As a boy, Mark Haygood disassembled and attempted to rebuild his mother’s household gadgets, including radios and hair dryers. A combination of trial and error in building and a passion for science-fiction led him to create HEX, a four-foot, three-inch, 50-pound, full-sized humanoid robot.
Haygood, now 49 and retired after 22 years as a Baltimore City police officer, always had a penchant for techno gadgets.
“I was the really shy-in-the-basement-building-robots guy,” said Haygood.
Haygood said his robot—made up mostly of mostly household appliances, including a clock radio, fan, and DVD player–is one of few full-sized humanoids in America. According to Merriam-Webster’s Learner’s Dictionary, humanoids is a word used to describe something that is looks or acts “like a human.”
In 2009, Haygood moved to Philadelphia and ran into what quickly became his “favorite” bipedal humanoid robot, Hubo, an advanced, full-body humanoid created by one of the leaders in the field, Professor Jun-Ho Oh, and the Korea Advanced Institute of Science and Technology, according to gizmag, a widely respected magazine catering to new and emerging technologies, invention, innovation, and science news.
Released in 2005, Hubo cost under $1 million to build and is a competitor to Honda’s Aismo, which cost nearly $300 million and took almost twenty years to construct.
During a recent interview with the AFRO at his secluded home in Baltimore County, Haygood, the veteran officer and self-trained roboticist, powered up his human-like machine, equipped with flashing blue-neon lights and 3D-printer-made fingers. His “baby” as he refers to it, has the ability to move its arms and hands, rotate its head and hips, and soon, thanks to a newly installed speech synthesizer, will soon be able to speak.
“It’s the kind of machine that can only grow and become better,” said Haygood. He said that with “more sensors and functionality,” he can correct some minor design flaws of HEX and build a second, more cutting-edge robot.

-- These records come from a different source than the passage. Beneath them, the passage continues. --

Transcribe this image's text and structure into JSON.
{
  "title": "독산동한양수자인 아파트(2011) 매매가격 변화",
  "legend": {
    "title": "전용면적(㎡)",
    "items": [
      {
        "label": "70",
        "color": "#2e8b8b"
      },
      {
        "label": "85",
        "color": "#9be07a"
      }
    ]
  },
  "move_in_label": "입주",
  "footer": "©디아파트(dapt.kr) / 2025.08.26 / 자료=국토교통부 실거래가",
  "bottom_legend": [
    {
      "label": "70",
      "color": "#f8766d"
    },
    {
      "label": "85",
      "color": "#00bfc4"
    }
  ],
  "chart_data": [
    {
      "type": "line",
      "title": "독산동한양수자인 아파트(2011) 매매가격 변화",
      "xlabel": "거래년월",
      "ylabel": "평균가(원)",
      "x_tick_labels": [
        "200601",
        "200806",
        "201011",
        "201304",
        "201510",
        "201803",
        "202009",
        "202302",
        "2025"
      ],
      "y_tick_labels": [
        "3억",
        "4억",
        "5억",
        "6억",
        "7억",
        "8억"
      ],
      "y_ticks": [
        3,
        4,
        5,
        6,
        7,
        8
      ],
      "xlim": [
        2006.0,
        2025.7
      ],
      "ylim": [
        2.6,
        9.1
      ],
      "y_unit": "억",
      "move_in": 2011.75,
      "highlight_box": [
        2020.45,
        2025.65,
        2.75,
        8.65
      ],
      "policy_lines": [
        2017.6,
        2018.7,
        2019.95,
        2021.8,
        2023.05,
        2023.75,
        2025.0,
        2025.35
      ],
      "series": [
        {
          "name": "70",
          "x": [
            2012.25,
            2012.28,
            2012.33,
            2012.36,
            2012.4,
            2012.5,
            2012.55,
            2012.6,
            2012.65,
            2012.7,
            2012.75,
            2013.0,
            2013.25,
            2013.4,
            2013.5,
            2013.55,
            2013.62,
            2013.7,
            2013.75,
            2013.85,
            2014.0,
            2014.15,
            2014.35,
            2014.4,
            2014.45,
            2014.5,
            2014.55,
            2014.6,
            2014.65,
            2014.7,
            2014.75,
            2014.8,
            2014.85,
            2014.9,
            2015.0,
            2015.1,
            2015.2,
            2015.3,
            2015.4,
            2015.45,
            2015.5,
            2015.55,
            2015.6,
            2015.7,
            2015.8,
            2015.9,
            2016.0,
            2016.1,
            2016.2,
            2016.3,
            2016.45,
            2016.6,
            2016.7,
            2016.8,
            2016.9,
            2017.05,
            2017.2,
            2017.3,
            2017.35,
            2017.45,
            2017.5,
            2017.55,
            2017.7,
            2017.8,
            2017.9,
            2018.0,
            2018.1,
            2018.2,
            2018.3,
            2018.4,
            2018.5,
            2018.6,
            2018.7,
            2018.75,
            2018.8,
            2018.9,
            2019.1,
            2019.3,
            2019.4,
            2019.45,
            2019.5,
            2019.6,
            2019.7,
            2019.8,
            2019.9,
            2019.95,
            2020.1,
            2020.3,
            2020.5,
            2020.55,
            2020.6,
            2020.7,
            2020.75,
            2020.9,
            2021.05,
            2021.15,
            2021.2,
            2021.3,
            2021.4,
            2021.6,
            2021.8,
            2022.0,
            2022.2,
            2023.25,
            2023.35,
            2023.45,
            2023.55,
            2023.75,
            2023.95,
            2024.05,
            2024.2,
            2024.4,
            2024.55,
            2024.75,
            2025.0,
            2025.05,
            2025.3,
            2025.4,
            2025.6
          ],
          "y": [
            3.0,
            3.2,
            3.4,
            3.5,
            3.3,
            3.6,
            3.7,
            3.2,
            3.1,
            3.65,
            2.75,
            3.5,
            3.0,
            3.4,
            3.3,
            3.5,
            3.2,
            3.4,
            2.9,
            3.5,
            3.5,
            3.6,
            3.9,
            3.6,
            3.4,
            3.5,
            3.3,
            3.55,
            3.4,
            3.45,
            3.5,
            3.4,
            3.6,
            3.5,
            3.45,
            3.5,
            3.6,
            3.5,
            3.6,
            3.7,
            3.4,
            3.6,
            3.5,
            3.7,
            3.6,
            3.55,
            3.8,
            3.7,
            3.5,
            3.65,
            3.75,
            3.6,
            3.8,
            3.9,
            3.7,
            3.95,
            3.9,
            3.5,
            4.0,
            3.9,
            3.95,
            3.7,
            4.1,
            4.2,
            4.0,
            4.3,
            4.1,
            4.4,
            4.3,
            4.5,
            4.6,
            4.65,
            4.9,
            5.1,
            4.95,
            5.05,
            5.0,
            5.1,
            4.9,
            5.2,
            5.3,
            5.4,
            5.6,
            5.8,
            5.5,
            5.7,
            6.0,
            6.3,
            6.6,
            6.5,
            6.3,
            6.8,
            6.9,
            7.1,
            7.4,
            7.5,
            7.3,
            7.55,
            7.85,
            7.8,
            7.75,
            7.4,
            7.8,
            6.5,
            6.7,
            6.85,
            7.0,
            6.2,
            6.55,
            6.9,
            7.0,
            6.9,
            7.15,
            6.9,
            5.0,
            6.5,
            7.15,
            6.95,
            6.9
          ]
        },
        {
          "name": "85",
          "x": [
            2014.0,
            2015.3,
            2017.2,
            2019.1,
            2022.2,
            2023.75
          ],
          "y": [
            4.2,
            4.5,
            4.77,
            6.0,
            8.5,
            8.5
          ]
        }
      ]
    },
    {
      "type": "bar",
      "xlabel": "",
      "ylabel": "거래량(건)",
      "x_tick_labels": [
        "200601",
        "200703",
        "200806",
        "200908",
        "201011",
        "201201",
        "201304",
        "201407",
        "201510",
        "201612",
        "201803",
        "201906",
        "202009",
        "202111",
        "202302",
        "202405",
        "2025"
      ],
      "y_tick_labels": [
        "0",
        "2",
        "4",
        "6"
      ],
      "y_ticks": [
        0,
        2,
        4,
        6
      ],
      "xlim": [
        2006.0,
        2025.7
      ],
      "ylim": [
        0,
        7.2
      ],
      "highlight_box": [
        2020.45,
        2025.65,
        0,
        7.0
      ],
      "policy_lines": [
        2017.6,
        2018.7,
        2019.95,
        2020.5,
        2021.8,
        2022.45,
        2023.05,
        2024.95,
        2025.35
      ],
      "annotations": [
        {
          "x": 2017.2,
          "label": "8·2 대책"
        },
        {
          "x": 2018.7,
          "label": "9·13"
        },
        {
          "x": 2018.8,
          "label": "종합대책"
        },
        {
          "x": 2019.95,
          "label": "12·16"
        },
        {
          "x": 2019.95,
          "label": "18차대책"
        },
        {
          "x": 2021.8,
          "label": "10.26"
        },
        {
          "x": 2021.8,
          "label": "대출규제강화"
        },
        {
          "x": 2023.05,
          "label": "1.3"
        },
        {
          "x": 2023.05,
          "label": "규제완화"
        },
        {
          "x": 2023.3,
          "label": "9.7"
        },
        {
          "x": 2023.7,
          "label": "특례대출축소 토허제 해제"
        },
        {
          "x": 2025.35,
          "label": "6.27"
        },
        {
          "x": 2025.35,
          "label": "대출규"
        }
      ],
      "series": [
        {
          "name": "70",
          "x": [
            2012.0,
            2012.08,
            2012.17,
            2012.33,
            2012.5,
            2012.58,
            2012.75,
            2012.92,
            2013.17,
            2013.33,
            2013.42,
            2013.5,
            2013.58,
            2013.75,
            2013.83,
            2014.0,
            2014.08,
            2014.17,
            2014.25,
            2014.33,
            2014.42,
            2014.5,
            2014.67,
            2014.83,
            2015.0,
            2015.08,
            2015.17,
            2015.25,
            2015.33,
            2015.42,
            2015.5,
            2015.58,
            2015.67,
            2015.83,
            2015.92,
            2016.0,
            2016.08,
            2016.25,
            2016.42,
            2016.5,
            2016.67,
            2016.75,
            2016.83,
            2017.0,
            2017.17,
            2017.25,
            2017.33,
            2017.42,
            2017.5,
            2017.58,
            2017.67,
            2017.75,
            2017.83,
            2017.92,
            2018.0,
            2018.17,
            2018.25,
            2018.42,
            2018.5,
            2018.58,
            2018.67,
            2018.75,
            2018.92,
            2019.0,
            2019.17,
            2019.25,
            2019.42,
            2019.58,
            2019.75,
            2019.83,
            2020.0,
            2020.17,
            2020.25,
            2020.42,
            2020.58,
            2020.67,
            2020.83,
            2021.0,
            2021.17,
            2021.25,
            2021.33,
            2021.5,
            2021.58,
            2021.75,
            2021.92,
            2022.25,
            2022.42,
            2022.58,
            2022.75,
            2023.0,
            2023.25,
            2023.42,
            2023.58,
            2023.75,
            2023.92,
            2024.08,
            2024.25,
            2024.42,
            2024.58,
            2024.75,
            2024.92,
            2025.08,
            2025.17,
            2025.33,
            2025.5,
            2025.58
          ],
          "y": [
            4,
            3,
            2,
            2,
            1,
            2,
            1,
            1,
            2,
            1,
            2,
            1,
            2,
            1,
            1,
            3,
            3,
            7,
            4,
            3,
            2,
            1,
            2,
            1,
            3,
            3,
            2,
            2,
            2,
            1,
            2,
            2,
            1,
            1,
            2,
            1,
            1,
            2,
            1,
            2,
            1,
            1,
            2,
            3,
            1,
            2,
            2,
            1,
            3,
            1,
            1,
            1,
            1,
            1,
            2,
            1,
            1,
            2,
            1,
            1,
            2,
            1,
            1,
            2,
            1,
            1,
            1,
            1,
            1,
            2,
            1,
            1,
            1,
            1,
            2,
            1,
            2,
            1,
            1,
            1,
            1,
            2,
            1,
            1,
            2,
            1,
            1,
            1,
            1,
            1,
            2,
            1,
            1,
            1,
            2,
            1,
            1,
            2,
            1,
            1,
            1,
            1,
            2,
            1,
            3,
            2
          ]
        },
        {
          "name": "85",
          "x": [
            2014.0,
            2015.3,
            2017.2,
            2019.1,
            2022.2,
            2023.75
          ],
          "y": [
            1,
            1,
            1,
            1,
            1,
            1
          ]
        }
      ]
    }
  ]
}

Haygood requested the AFRO not to print the cost of creating HEX other than to say the price tag is under $100,000 and that it is the “cheapest humanoid robot you can make.” HEX was a four -year project for Haygood. Now more knowledgeable and confident, Haygood estimates that he can replicate HEX in about five months and cut costs by 40 percent.
Searching for a place to enhance his work, Haygood joined Baltimore’s Hackerspace in August 2012. He describes the Hackerspace as a place where “a whole bunch of Macgyvers get together to build stuff,” he said, referring to the TV show about a super geek who solves crimes. He pays a $50 monthly fee to have 24-hour access to equipment and professional programmers, hackers, and builders.
“It’s great because if there’s something you don’t know they can help you and if there’s something they don’t know you can help them,” said Haygood.
Although Haygood is now a proud member of a Hackerspace, he labels himself an “introvert.”
“It’s a weird situation to be in,” said Haygood as he described being a reserved person while working in a public field. Haygood said he survived by fulfilling his job and duties and not showing his “real self.” “Some people see violence and it rolls off their shoulders, but people like me can’t deal with it,” he added. The aggressive and open nature of being an in-the-field officer was a reason why Haygood decided to retire after 22 years and be “done with the war.”
Instead, his passion was to spend countless hours in the basement, tinkering with his mother’s objects, striving to build a robot.
“He used to scare me with his ability to invent things sometimes,” said Vivian Haygood, Mark’s mother. “It was just incredible what he could do with his hands and it’s been like that since he was a child and all the way up to adulthood.”
April is an important month for Haygood and the future of his robotic ambition.
Within weeks, he plans to launch a fundraiser to raise $50,000– using Kickstarter.com, a crowd-funding website–to “correct the design flaws” in HEX, “build another bot, and have a lot left over for some additional things that are needed.”
Like some international robot builders, Haygood wants to create humanoids that can assist humans with daily activities. In 2011, the British Broadcasting Corporation reported that South Korea was testing out robots as prison wardens. In 2012, the Buffalo News reported that a sick child used a $4,839 “Roboswot” to virtually attend a class in New York when he was ill. News reports have also shown that robots have been used in classrooms to teach children Enlish.
Along with members of his Hackerspace, Haygood plans to attend the 14th annual Robot Fest on April 27 in Lithicum, Md. to promote HEX to children and other robot-friendly spectators.
“I want to help kids. I want to teach kids. I want kids to get a shot of adrenaline in the arm as far as advanced fields of robots are concerned.”